At least the Sox are trying to compensate by adding resources elsewhere. Along with the reconfiguration of their hitting infrastructure to accommodate 2½ coaches under an enthusiastic Pedro Grifol, James Fegan reported that the Sox hired former Nationals assistant GM Sam Mondry-Cohen to their baseball operations department in their continued efforts to put their hitters on a data diet.

Mondry-Cohen spent the past year as a consultant for the National League champion Philadelphia Phillies, an executive in residence at a biomechanics company called Reboot Motion and as a senior fellow for Wharton’s sports analytics and business initiative at the University of Pennsylvania. But Mondry-Cohen is best known for his time with the Washington Nationals, where he was credited with effectively creating their research and development department and developing their internal statistical database, beginning as an intern with the team in 2009 until he left after the 2021 season.

The White Sox roughly summarized Mondry-Cohen’s role as an offensive complement to [Rod] Larson’s. And despite all the fancy front office titles and responsibilities, Mondry-Cohen’s experience with the Nationals is rooted in trying to distill analytical information into actionable takeaways for players on the field. That figures to also be the thrust of a role that per a source, will also involve traveling with the team throughout the season. As will also be the case with the White Sox, Mondry-Cohen’s time with the Nationals was an effort in blending advanced metrics into the process of a franchise that maintains an open reverence for old-school baseball concepts, and it culminated in a World Series championship in 2019.

Because we're talking about the White Sox, this development is simultaneously praiseworthy and lamentable. It's great that it's happening at all, but it's a shame that the White Sox wasted two years and a record payroll on Tony La Russa, whose only real nod in this direction turned out to be more of a Duncan Children Jobs Initiative.

Going back to Giolito, as he and Hahn exchanged versions of their contract discussions before last season, Fegan reported that the White Sox offered Giolito a four-year, $50 million extension before the 2021 season. That would've covered his three arbitration years and his first year of free agency, with a club option for 2025.

As I wrote at the time, the White Sox seemed to have offered Giolito a fair deal in terms of dollars. The decision came down to whether Giolito had any interest in delaying free agency, and I'm guessing the answer was something like, "Not for less than seven figures."

Now that he locked in his third and final arbitration salary, we can put a little finer of a point on the topic. Giolito's 2023 deal ran his total through $22 million for his arb years, so that means he'd have to make $28 million next year in order to earn the money the White Sox were willing to guarantee him through 2025.

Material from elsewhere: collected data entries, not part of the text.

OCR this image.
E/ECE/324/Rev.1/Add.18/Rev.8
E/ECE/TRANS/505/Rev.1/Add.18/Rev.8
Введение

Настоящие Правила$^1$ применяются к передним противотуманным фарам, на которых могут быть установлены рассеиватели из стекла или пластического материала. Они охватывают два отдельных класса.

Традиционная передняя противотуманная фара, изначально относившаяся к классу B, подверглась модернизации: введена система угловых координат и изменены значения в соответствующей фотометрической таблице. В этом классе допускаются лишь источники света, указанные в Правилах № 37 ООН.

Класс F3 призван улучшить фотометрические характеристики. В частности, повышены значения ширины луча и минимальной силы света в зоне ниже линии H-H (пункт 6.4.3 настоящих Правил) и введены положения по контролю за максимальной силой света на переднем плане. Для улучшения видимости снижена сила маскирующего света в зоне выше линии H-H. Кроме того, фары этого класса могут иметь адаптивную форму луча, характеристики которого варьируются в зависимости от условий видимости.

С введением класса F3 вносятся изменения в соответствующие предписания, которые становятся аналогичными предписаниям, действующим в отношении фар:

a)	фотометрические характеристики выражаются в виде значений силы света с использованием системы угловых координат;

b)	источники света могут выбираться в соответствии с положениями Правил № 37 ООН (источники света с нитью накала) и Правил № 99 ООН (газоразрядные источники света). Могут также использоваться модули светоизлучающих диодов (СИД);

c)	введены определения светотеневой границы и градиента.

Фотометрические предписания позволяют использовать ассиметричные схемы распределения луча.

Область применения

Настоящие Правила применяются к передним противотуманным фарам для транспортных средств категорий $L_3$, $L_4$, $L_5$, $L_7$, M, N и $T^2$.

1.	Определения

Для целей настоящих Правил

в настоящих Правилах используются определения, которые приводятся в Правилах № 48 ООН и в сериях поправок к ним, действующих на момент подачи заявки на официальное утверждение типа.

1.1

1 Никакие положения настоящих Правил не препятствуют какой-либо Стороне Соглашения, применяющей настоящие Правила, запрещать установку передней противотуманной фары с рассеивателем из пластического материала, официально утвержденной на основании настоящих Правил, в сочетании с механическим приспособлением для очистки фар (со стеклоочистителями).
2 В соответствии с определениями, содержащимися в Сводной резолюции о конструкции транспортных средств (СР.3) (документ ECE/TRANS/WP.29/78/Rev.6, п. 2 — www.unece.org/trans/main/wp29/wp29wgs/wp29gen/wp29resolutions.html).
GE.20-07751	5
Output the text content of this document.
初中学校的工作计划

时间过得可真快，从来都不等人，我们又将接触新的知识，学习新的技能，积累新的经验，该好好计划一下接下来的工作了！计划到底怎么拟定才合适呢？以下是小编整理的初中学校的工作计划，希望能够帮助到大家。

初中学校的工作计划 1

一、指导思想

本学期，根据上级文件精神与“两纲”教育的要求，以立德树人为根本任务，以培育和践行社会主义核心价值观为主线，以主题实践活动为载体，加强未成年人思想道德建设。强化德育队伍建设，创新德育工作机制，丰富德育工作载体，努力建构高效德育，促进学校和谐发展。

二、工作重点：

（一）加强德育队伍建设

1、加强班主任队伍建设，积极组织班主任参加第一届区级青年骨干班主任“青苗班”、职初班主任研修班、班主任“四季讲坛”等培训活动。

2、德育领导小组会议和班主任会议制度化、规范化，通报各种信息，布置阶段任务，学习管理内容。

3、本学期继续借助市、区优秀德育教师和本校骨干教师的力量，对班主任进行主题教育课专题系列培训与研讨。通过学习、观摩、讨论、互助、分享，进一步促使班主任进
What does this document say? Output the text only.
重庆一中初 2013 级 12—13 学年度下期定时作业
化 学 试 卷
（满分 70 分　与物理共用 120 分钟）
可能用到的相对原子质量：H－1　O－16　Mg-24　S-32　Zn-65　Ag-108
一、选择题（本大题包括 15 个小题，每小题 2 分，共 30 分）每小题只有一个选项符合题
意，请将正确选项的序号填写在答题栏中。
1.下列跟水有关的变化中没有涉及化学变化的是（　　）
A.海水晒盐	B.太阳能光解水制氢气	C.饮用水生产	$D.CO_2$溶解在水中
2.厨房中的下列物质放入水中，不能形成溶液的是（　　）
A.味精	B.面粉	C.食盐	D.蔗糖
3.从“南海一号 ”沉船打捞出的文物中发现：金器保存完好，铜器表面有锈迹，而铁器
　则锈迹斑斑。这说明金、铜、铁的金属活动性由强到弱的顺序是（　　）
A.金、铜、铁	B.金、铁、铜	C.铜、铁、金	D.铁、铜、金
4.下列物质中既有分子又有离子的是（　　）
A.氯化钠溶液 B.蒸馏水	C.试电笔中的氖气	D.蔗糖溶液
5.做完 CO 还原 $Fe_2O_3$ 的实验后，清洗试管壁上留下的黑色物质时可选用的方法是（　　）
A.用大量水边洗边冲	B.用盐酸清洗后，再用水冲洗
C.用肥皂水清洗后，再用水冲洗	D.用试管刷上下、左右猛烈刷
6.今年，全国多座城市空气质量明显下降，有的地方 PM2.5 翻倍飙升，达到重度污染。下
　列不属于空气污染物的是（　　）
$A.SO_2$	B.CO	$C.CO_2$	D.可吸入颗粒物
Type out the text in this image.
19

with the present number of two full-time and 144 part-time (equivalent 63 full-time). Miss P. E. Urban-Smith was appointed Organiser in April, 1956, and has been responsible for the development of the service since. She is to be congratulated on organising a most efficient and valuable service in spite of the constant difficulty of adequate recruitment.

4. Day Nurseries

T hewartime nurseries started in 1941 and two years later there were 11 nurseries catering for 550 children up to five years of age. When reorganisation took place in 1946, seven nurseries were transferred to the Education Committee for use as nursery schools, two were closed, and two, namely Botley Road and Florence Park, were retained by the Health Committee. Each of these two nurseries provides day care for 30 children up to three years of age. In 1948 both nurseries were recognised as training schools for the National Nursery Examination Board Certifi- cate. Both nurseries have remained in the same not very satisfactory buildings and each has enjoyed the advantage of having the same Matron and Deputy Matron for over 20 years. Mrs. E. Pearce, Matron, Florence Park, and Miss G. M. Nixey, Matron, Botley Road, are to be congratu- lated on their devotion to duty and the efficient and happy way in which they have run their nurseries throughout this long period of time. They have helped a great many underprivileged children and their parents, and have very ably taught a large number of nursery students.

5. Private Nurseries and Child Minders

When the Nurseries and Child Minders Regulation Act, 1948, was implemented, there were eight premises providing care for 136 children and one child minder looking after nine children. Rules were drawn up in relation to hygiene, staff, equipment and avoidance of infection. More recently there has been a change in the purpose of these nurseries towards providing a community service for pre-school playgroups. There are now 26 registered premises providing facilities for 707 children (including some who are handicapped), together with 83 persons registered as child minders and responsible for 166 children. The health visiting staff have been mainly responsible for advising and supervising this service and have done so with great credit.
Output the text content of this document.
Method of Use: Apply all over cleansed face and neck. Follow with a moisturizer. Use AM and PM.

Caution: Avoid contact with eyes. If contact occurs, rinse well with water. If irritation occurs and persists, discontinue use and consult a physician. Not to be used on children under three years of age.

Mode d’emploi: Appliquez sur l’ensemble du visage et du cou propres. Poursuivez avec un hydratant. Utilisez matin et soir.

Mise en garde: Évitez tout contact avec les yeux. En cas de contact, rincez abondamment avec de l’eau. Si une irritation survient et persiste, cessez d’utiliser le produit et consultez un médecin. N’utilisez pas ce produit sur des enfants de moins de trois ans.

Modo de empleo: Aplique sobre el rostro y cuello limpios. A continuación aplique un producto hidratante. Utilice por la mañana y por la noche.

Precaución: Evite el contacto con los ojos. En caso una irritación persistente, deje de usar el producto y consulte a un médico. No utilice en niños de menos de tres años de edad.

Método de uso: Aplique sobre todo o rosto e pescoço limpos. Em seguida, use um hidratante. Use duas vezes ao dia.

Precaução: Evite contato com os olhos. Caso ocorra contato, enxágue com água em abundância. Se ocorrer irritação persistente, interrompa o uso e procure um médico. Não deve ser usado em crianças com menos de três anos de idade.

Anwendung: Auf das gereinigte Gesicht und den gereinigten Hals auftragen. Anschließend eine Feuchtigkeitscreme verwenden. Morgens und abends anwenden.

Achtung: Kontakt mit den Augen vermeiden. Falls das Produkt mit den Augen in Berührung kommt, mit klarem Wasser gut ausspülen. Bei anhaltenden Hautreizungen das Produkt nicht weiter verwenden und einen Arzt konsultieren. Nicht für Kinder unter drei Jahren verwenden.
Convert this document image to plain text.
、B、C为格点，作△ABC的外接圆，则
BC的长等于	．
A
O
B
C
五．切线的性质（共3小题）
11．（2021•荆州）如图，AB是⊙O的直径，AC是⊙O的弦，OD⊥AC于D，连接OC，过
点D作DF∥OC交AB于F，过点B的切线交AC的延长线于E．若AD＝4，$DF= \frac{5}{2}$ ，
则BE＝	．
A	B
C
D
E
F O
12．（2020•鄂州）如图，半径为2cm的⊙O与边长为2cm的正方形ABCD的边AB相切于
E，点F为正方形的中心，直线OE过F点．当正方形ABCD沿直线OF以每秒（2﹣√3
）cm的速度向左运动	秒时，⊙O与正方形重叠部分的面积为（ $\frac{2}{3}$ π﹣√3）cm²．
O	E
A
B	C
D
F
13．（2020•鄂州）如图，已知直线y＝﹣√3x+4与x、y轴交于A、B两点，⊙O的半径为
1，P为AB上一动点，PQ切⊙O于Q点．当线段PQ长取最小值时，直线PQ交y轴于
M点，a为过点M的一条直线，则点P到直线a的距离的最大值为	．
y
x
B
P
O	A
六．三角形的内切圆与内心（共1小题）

That seems more unlikely than likely at this moment, but it's also probably besides the point for a player of a certain mindset. Carlos Rodón possessed a similar belief of his self-worth from draft day forward, and while he slipped behind the salary curve by going year to year, it only took him one winter to regain the lead, and a second winter to blow it up and redevelop the land into something entirely unrecognizable.